Come nel mezzo interstellare e di tutti quei mali curati con la purga

Le zone rosse dei perimetri circoscritti invalicabili, controllati, vigilati e armati, sono idealmente definibili come pratiche di “riempimento tonale” (color overlay), di uno spazio altrimenti, e per sua natura, sempre tonalmente maculato e diffusamente ricco di sfumature.
Nella sua formulazione generale, ideale, poco importa la sostanza del riempimento. A prescindere dalla sua consistenza e dalla sua architettura atomica, essa risponde sempre ad attributi di dilagazione, penetrazione e saturazione. Esemplificativamente potremmo immaginarla quindi come un lento ma inesorabile processo d’infiltrazione, d’impregnarsi di fibre, che non può che rammentarci il propagarsi inarrestabile dell’acquerello e delle sue imprevedibili fluide ramificazioni.
Una “zona rossa” si genera ogniqualvolta i pensieri e le azioni assumono forme ricorsive, ipnotiche e ossessive. Esse possono quindi emergere nella vita quotidiana come coordinati casalinghi, completi d’abbigliamento, collezioni o tassonomie d’oggetti, sostanze stupefacenti, funzioni di segnale definitivamente sedimentate, funi per trapezisti, altalene e scivoli, cunicoli da speleologi, piste ciclabili e tante altre cose.
Ufociclisticamente una zona rossa è quindi sempre una varietà dimensionale d’ordine inferiore, in cui il “far-fare” e il “non-poter-fare-altrimenti” sono le “dimensioni spaziali” prevalenti e quasi totalmente vincolanti: “far-assomigliare-tra-loro-suppellettili”, “non-poter-non-abbinare-capi-di-abbigliamento”, “non-poter-che-procedere-in-una-direzione” e via dicendo.
Le dimensioni d’ordine inferiore possono infondere anche un falso senso di fiducia e di sicurezza circoscrivendo lo spazio, rendendolo del tutto prevedibile nel suo funzionamento e nelle sue risposte verso l’esterno.
Ovviamente alcune “zone rosse” sono agevolmente rimovibili mentre altre necessitano di una profonda trasformazione cognitiva per essere messe in discussione (su come attuare forme di conflitto nei confronti delle zone rosse rimando a questo post).
La scelta terminologica “zona rossa” è comunque perfetta in quanto connette la funzione di segnale “pericolo” (tradizionalmente il colore rosso, l’allarme) con l’idea claustrofobica che un determinato spazio (e tutto ciò che al suo interno vi dimora) s’impregni compattamente di un certo qual tipo di ansiotica coerenza.
Esempi ondivaghi possono essere: i diari personali, una toilette occupata, una persona imbronciata, il razzismo, la rabbia e la depressione. Tutti casi, a diversi gradi d’intensità, di aree fisiche e mentali invalicabili.
Quando entriamo nel dettaglio del tipo di zona rossa che stiamo analizzando, la sostanza del riempimento diviene ovviamente fondamentale e vale la pena soffermarsi sulla sua specifica struttura atomica e su i suoi peculiari attributi.

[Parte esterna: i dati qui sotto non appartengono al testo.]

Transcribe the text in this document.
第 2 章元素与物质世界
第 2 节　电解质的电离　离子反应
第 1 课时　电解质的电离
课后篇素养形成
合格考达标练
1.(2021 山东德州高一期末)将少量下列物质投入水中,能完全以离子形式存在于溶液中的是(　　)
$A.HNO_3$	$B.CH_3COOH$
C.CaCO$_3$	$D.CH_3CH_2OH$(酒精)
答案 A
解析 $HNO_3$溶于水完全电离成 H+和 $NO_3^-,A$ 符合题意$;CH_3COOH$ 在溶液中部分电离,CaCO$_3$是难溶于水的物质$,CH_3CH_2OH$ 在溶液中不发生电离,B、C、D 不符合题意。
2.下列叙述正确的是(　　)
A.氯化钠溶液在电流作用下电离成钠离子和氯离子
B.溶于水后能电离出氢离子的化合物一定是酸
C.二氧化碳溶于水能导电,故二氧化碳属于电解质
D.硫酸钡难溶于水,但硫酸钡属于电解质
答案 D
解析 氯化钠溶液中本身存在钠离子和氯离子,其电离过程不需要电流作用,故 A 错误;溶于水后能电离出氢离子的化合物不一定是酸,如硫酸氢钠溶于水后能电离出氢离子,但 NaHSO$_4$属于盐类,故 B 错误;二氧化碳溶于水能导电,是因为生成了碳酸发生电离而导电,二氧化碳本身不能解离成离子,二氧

Nel contesto che stiamo trattando, tale materia è più che mai ineffabile e impalpabile trattando di atmosfere, di stati d’animo, di sensazioni, che tonalizzano in maniera pericolosamente coerente gli spazi antropici e le circostanze alterne della vita.

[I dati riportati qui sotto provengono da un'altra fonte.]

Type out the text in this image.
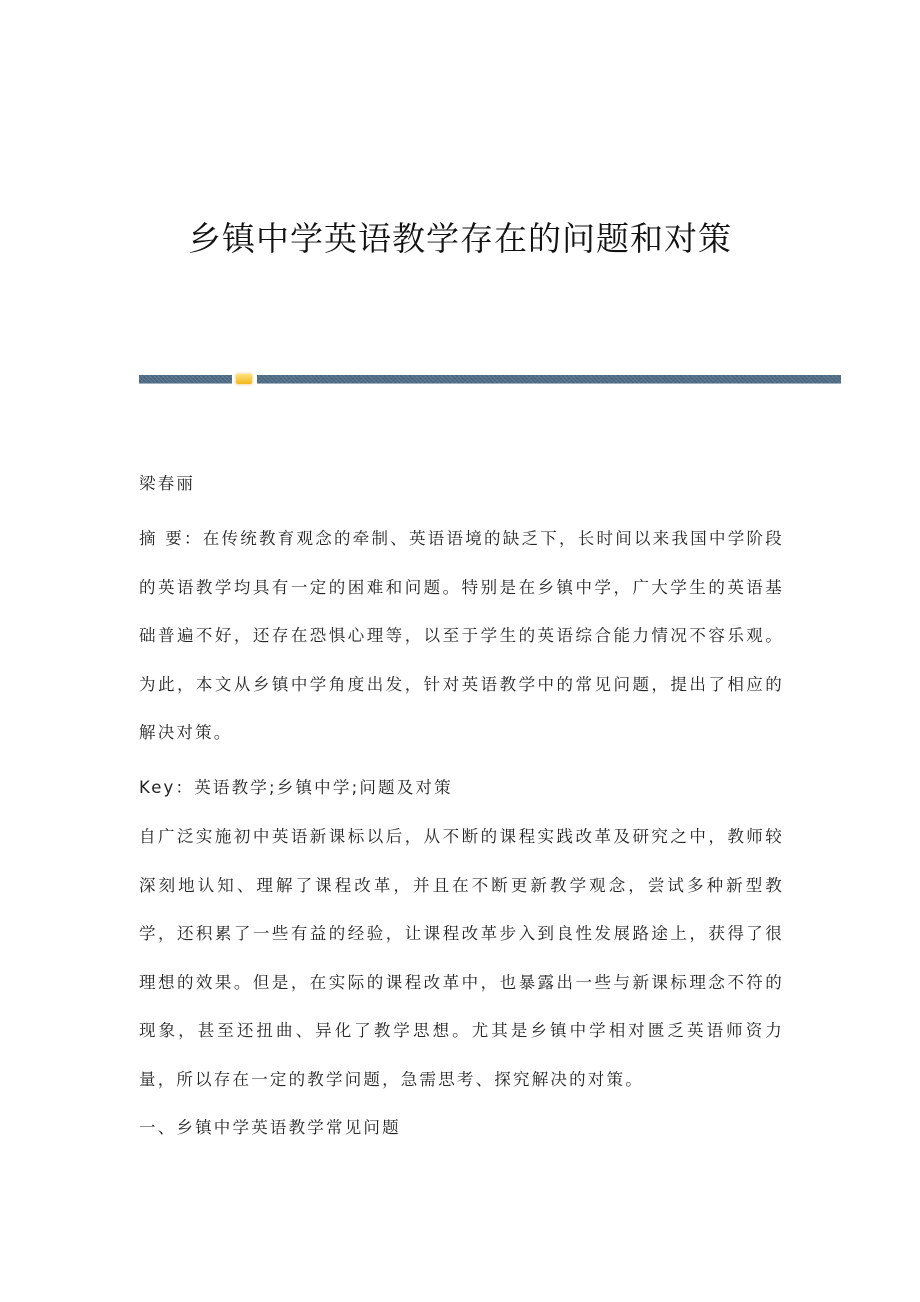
乡镇中学英语教学存在的问题和对策

梁春丽

摘 要：在传统教育观念的牵制、英语语境的缺乏下，长时间以来我国中学阶段的英语教学均具有一定的困难和问题。特别是在乡镇中学，广大学生的英语基础普遍不好，还存在恐惧心理等，以至于学生的英语综合能力情况不容乐观。为此，本文从乡镇中学角度出发，针对英语教学中的常见问题，提出了相应的解决对策。

Key：英语教学;乡镇中学;问题及对策

自广泛实施初中英语新课标以后，从不断的课程实践改革及研究之中，教师较深刻地认知、理解了课程改革，并且在不断更新教学观念，尝试多种新型教学，还积累了一些有益的经验，让课程改革步入到良性发展路途上，获得了很理想的效果。但是，在实际的课程改革中，也暴露出一些与新课标理念不符的现象，甚至还扭曲、异化了教学思想。尤其是乡镇中学相对匮乏英语师资力量，所以存在一定的教学问题，急需思考、探究解决的对策。

一、乡镇中学英语教学常见问题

Questa coerenza non è un fatto “naturale”, spontanea, ma il risultato di una negoziazione, più spesso di un conflitto, tra gruppi umani spronati da diverse esigenze e da diversi interessi atmosferici: gruppi sociali pertinenti.

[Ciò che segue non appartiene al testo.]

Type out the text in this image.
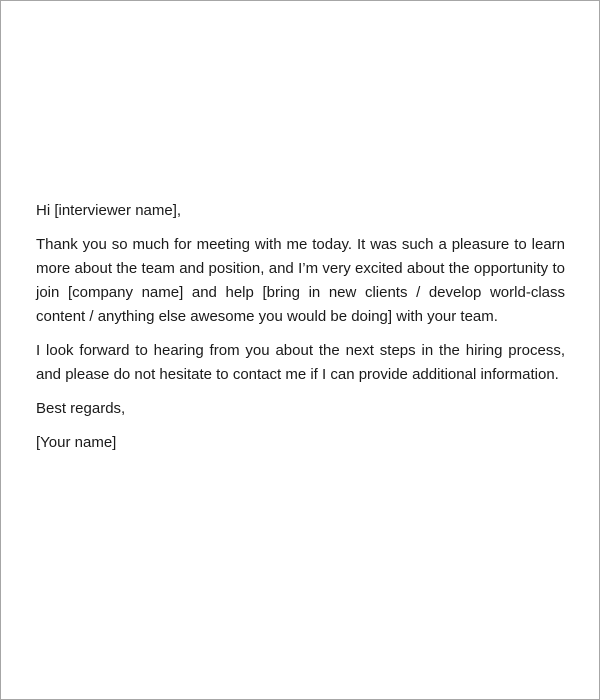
Hi [interviewer name],

Thank you so much for meeting with me today. It was such a pleasure to learn more about the team and position, and I’m very excited about the opportunity to join [company name] and help [bring in new clients / develop world-class content / anything else awesome you would be doing] with your team.

I look forward to hearing from you about the next steps in the hiring process, and please do not hesitate to contact me if I can provide additional information.

Best regards,

[Your name]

Imporre un’atmosfera su uno spazio significa dotarlo di un’attitudine specifica, di visioni e di peculiari prefigurazioni. L’atmosfera così instaurata guida/inibisce passioni, riflessioni, progetti sul futuro, margini d’azione, prospettive di trasformazione, visioni e sentimenti.
Ma ora sprofonderemo nella tramortente (seppur provvisoria) conclusione che nonostante quanto finora detto sia formalmente e storicamente corretto, ormai ciò è solo puerile archeologia. Lo è rispetto a una condizione drammaticamente evolutasi nel breve arco di tempo di un’accelerazione scevra d’inerzia e solo in parte prevedibile.

È così che in periodo pre-endemico le zone rosse identificano in modo circoscritto i luoghi della preclusione centripeda, quelli dell’allontanamento coatto dei corpi da alcuni spazi pubblici, che pubblici quindi smettono di essere. Gli strumenti basilari di tale condizione sono il Daspo urbano e le zone pubbliche recintate. Anche il semplice nastro perimetratore utilizzato per disegnare momentaneamente spazi chiusi è in fondo una zona rossa pre-endemica, una T.A.Z. (Temporary Autonomous Zone) trasmutata in T.I.Z. (Temporary Interdict Zone).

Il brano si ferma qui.